Clinical Trial Looks at Antiseptic Nasal Spray and Gargle to Prevent COVID-19 Infections
LEXINGTON, Ky. (June 10, 2020) – As the COVID-19 pandemic continues, researchers at the University of Kentucky are exploring the use of an antiseptic nasal spray and gargle to prevent transmission and infection of the virus among healthcare workers and non-COVID patients. The PIIPPI trial, which stands for Povidone-Iodine Intranasal for Prophylaxis in front-line Physicians/health care workers and Inpatients, is the first in the country to study iodine as a prevention measure in people who are not COVID-positive.
The study is led by Dr. Alexandra Kejner, assistant professor in the UK Department of Otolaryngology - Head and Neck Surgery; Laura Ebbitt, assistant professor in the UK Department of Pharmacy Practice & Science; Dr. Nikita Gupta, assistant professor in the UK Department of Otolaryngology - Head and Neck Surgery; and Dr. Zachary Porterfield, assistant professor in the UK Department of Microbiology, Immunology & Molecular Genetics.

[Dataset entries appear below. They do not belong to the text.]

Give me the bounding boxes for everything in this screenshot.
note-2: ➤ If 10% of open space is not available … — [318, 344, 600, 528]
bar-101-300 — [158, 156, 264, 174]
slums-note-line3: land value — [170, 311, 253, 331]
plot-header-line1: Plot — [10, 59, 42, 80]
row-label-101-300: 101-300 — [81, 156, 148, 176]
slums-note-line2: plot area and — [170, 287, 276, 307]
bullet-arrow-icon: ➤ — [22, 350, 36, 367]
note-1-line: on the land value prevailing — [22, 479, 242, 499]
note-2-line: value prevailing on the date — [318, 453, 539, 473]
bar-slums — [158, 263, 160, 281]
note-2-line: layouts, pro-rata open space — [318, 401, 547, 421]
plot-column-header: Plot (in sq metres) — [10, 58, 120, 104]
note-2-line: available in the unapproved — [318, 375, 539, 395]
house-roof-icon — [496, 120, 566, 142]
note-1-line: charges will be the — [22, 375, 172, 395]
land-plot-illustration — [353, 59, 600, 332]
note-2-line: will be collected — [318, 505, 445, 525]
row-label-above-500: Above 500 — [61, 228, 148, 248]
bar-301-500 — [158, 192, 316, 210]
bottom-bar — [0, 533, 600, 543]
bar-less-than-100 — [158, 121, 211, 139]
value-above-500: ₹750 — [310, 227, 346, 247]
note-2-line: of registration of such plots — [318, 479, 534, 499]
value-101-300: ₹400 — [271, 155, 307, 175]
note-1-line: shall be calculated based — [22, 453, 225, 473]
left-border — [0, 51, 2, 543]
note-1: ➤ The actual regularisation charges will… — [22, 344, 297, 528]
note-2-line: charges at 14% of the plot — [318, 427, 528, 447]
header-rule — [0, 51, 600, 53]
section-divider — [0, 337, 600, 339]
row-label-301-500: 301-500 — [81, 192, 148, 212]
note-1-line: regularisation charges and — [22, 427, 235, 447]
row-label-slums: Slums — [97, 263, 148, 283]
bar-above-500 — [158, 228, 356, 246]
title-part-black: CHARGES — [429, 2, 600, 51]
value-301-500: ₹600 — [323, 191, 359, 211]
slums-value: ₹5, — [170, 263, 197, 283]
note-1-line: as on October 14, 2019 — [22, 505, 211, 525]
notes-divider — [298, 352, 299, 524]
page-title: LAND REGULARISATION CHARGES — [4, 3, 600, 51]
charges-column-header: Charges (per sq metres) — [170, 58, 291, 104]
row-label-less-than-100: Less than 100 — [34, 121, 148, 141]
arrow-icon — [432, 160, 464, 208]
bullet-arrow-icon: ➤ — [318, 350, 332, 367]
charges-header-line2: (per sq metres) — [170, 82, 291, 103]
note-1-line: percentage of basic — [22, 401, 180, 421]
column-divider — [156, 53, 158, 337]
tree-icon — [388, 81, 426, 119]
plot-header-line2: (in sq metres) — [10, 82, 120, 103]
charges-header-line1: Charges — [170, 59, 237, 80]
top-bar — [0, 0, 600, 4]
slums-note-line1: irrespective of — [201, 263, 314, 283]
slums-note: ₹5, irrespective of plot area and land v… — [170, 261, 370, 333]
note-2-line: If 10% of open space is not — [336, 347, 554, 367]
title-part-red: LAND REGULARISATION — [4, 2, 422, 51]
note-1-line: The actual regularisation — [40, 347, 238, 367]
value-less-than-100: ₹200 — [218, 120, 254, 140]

Because front-line health care workers are involved in high-risk procedures, and in some cases are reusing personal protective equipment, like masks, and because patients are also at risk of infection, the researchers say finding ways to reduce viral load and viral exposure are paramount. Iodine is an established antiseptic against other viruses and is currently being studied for potentially reducing viral load among people who have active COVID infections.
“Given that health care workers and inpatients are at high risk for contracting SARS-CoV2, the virus responsible for the COVID-19 pandemic, we are assessing the efficacy of a specific nasal and oral preparation to prevent the spread and contracting of infection," said Kejner, principle investigator for the study. "Povidone iodine—in the specific concentration and preparation we are studying—has been shown to be safe, well-tolerated and to have efficacy against SARS and MERS.
"So we wanted to investigate if it would work on this virus. As with any medication/preparation, this will be performed under medical supervision in order to make sure we do things the safest way possible in a monitored setting.”
Participants in the clinical trial will be swabbed to assess for active infection and then started on the nasal spray and gargle if eligible. They will be retested at the end of the trial period or when/if they develop symptoms consistent with COVID-19.
“It is important to study potential treatments and preventions before recommending them to the general public in order to ensure safety and efficacy," said Kejner. "We are currently in a worldwide emergency and it is imperative to explore various forms of prevention and treatment in order to help our coworkers and patients.”
All front-line health care workers at UK HealthCare are eligible to participate unless they have previously had a positive test for the novel coronavirus. These participants will be given pre-made gargles and nasal spray to be used prior to the start of their shift, during "lunch break" and at the end of their shift. First, the nasal spray will be sprayed in the nose. For adequate coverage, the participant should be able to taste the iodine or see it in the back of the throat. This should be left in place for 30 seconds. Then, the participant will gargle the solution for 30 seconds and not have anything to eat or drink by mouth for 30 minutes. They will also complete daily questionnaires. The trial period for health worker participants is three weeks.
Health care workers who are pregnant, nursing, have thyroid cancer/disorder, or a shellfish allergy can still participate but will be automatically put into the control group, which only uses standard PPE and not the nasal spray or gargle.
For patients participating in the study group, gargle and nasal sprays will be applied preoperatively or, in non-operative patients, shortly after admission to the hospital. The patients will then be retested in two weeks or as directed by the presentation of COVID symptoms.
The researchers say that if the clinical trial shows that the nasal spray and gargle are effective in preventing the spread of infection, it could provide a form of chemical personal protection for health care workers and patients.
“By studying the efficacy and safety of the preparation, we can potentially protect our healthcare workers and inpatients with a proven agent," Kejner said. "It is of utmost importance to do this in a monitored setting as we will be assessing participants’ other medical issues prior to enrollment to make sure the preparation does not interfere with other medications or health conditions."
The work on this trial is funded by an internal grant from the UK College of Medicine's CURE (COVID-19 Unified Research Experts), also known as the UK CURE Alliance, a collaboration with the UK Center for Clinical and Translational Science.
The CCTS and its pilot funding program are supported by the NIH National Center for Advancing Translational Sciences through grant number UL1TR001998.